Authors: Yulong Pei, Jianpeng Zhang, George Fletcher, Mykola Pechenizkiy

IJCAI 2018 | Conference PDF | Archive PDF | Plain Text | LLM Run Details

Reproducibility Variable Result LLM Response
Research Type Experimental Experiments on both synthetic and real-world SNs demonstrate the advantages of Dy NMF in discovering and predicting roles and role transitions.
Researcher Affiliation Academia Yulong Pei, Jianpeng Zhang, George Fletcher, Mykola Pechenizkiy Eindhoven University of Technology, the Netherlands
Pseudocode Yes Algorithm 1 Optimization Algorithm
Open Source Code No The paper does not provide any explicit statement about open-sourcing code or a link to a code repository for the methodology described.
Open Datasets Yes To validate the advantages of our proposed Dy NMF for role discovery and role transition learning, we conduct experiments on one synthetic data set and four real-world data sets. ... networkrepository.com/index.php
Dataset Splits No The paper mentions 'train', 'validation', and 'test' in the schema but does not provide specific dataset split information (percentages, counts, or predefined splits) for reproducing its experiments.

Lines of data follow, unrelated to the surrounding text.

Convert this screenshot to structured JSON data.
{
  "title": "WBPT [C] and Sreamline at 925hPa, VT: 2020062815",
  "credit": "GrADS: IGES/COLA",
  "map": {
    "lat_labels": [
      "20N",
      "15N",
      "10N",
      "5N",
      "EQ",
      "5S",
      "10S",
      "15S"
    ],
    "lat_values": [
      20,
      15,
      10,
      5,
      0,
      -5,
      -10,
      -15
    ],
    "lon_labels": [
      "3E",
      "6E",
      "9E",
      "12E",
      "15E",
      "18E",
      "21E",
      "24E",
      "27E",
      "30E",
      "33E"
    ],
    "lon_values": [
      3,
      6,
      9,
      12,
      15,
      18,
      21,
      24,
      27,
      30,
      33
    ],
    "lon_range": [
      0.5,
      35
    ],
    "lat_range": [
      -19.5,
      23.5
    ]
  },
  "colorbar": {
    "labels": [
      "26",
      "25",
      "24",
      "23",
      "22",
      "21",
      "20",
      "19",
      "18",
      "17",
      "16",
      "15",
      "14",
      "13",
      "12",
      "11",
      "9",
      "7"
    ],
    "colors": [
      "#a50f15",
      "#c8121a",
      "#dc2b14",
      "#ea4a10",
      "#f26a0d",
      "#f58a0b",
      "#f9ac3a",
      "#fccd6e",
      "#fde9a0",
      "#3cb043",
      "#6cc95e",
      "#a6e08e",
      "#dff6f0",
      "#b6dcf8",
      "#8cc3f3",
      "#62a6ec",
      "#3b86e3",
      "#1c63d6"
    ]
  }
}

Hardware Specification No The paper does not provide specific hardware details (like GPU/CPU models, processor types, or memory) used for running its experiments.
Software Dependencies No The paper mentions several methods and algorithms but does not provide specific version numbers for any software dependencies or libraries used in the implementation of Dy NMF or the experiments.
Experiment Setup No The paper mentions some general settings like using 'multiplicative update rules' until 'convergence (or the number of iteration exceeds a given threshold)' and a 'fixed change rate' for synthetic data. However, it does not provide concrete hyperparameter values or detailed training configurations (e.g., specific learning rates, batch sizes, or explicit iteration thresholds) in the main text.